L’iniziativa, fortemente voluta dal gruppo “I Pellegrini del Matese – In cammino con Maria”, con il sostegno del parroco don Armando Visone della Collegiata di Ave Gratia Plena, ha richiamato centinaia di persone lungo le strade del centro cittadino, trasformando la celebrazione religiosa in un momento di intensa partecipazione popolare. La giornata si è intrecciata con la tradizionale festa dell’Immacolata, particolarmente sentita nella comunità piedimontese. Alle ore 17 ha preso il via dalla Chiesa di Ave Gratia Plena la solenne processione che ha accompagnato il simulacro della Vergine lungo le vie della città fino alla Basilica di Santa Maria Maggiore.

Qui dom Riccardo Luca Guariglia ha presieduto la celebrazione della Santa Messa insieme ai sacerdoti concelebranti, in un clima di raccoglimento e forte emozione spirituale. Al termine della funzione religiosa, il corteo ha ripreso il cammino verso Piazza Roma, cuore simbolico della città, dove si è svolto uno dei momenti più significativi dell’intera manifestazione.

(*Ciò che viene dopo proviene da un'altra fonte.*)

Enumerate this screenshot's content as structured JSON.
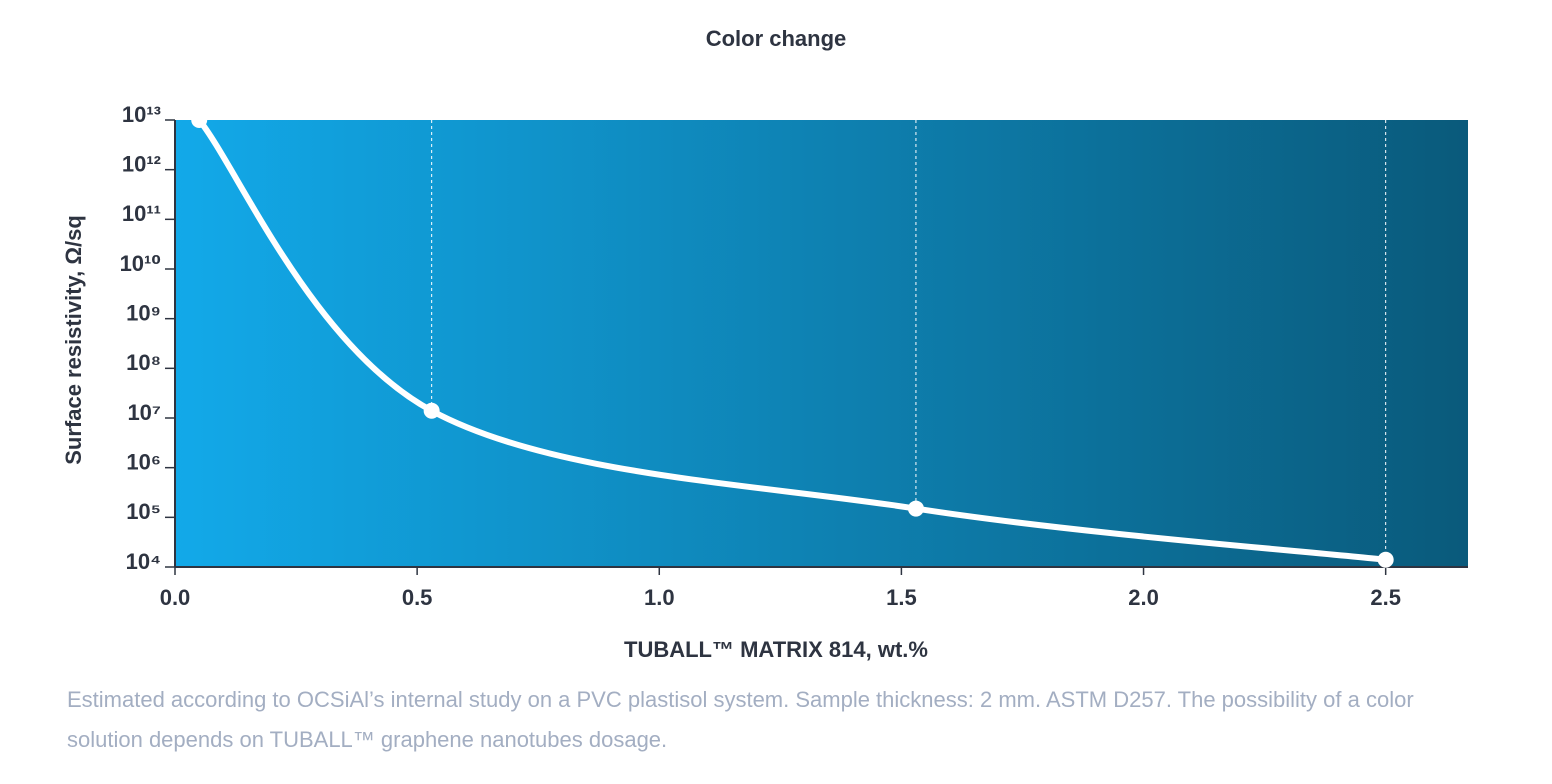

Alla presenza dell’Abate, delle autorità civili e militari e di numerosi fedeli, l’Amministrazione Comunale ha infatti consegnato il tradizionale “cuore” al simulacro dell’Immacolata, gesto simbolico con cui ogni anno la città rinnova il proprio affidamento e la richiesta di protezione alla Vergine. La processione si è poi conclusa presso il Santuario di Ave Gratia Plena, chiudendo una giornata di profonda spiritualità e partecipazione comunitaria.

Quest’anno il rito ha assunto un significato ancora più intenso grazie proprio alla presenza dell’Abate di Montevergine, che ha ufficialmente suggellato il legame tra Piedimonte Matese e il Santuario irpino, rendendo omaggio anche ai tanti pellegrini che ogni estate percorrono il cammino verso il Monte Partenio nel segno della fede e della devozione mariana. L’evento ha rappresentato così non solo una importante celebrazione religiosa, ma anche un’occasione per rinsaldare tradizioni antiche, custodite e tramandate nel tempo come elemento identitario capace di unire generazioni diverse attorno agli stessi valori spirituali e culturali.